Karo war auch schon eingetroffen und ging gerade in ihr Büro, um die über Nacht gesammelten Daten auszuwerten, als sie mir über den Weg lief.
„Guten Morgen“, sagte ich mit einem Lächeln „Fall gelöst“
Sie schaute mich etwas verwundert an und bevor sie noch etwas sagen konnte, unterbrach ich sie schon:“Die Kollegen haben beim Prozess damals mit den Refernzdaten geschludert. Der Tote ist irgendwer, aber nicht Glock. Irgendjemand hatte seinerzeit auf der Leiche seine Spuren hinterlassen und zufälligerweise hat Ernst Kajer diesen Jemand wegen irgendwas umgebracht. Den Kleinen nehm ich noch schnell ins Verhör und um den Rest kümmert sich dann die Staatsanwaltschaft“
„Und Glock? Lebt er?“
Damit hat sie mich am schwächsten Punkt meines Plädoyers erwischt.

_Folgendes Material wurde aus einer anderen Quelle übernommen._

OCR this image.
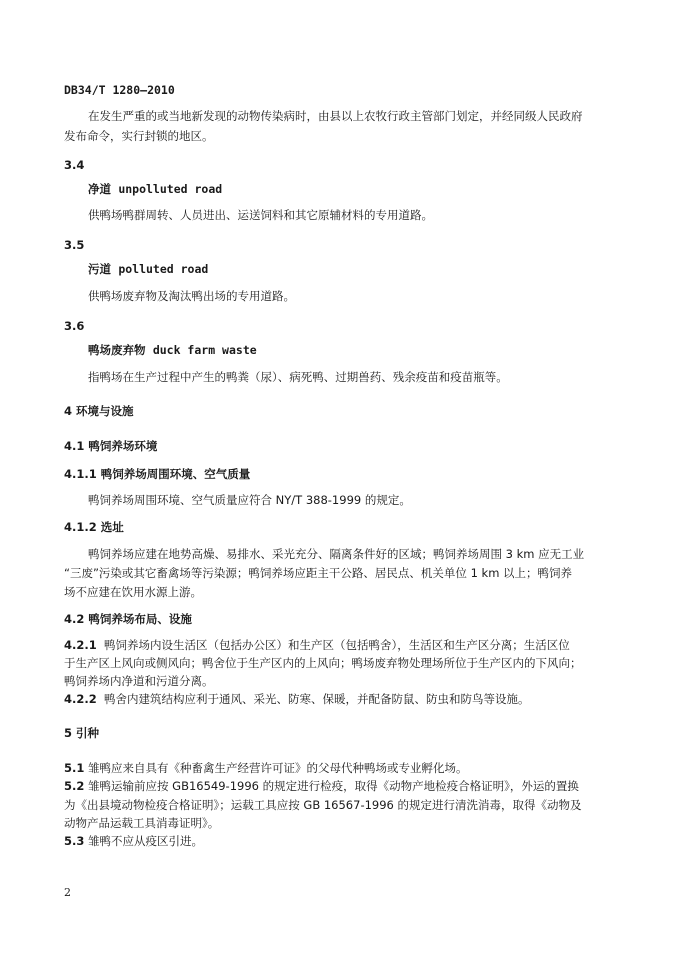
DB34/T 1280—2010
在发生严重的或当地新发现的动物传染病时，由县以上农牧行政主管部门划定，并经同级人民政府
发布命令，实行封锁的地区。
3.4
净道 unpolluted road
供鸭场鸭群周转、人员进出、运送饲料和其它原辅材料的专用道路。
3.5
污道 polluted road
供鸭场废弃物及淘汰鸭出场的专用道路。
3.6
鸭场废弃物 duck farm waste
指鸭场在生产过程中产生的鸭粪（尿）、病死鸭、过期兽药、残余疫苗和疫苗瓶等。
4 环境与设施
4.1 鸭饲养场环境
4.1.1 鸭饲养场周围环境、空气质量
鸭饲养场周围环境、空气质量应符合 NY/T 388-1999 的规定。
4.1.2 选址
鸭饲养场应建在地势高燥、易排水、采光充分、隔离条件好的区域；鸭饲养场周围 3 km 应无工业
“三废”污染或其它畜禽场等污染源；鸭饲养场应距主干公路、居民点、机关单位 1 km 以上；鸭饲养
场不应建在饮用水源上游。
4.2 鸭饲养场布局、设施
4.2.1 鸭饲养场内设生活区（包括办公区）和生产区（包括鸭舍），生活区和生产区分离；生活区位
于生产区上风向或侧风向；鸭舍位于生产区内的上风向；鸭场废弃物处理场所位于生产区内的下风向；
鸭饲养场内净道和污道分离。
4.2.2 鸭舍内建筑结构应利于通风、采光、防寒、保暖，并配备防鼠、防虫和防鸟等设施。
5 引种
5.1 雏鸭应来自具有《种畜禽生产经营许可证》的父母代种鸭场或专业孵化场。
5.2 雏鸭运输前应按 GB16549-1996 的规定进行检疫，取得《动物产地检疫合格证明》，外运的置换
为《出县境动物检疫合格证明》；运载工具应按 GB 16567-1996 的规定进行清洗消毒，取得《动物及
动物产品运载工具消毒证明》。
5.3 雏鸭不应从疫区引进。
2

„Offen gesagt…“ holte ich aus „… wissen wir nicht. Seine Angehörigen werden heute kontaktiert“
Ich bog dann nach rechts ab, um zur Zelle meines Lieblingsjunkies zu kommen und rief ihr noch nach:“Gib mir dann bitte wegen der Auswertung Bescheid“
Kapitel 5: Das Verhör
Wie erwartet setzten bei Ernst bereits die Entzugserscheinungen ein. Als er mir gegenübersaß wirkte er nervös, übermüdet und starrte mich mit gierigem Blick an. Fast schon wie Gollum aus „Herr der Ringe“.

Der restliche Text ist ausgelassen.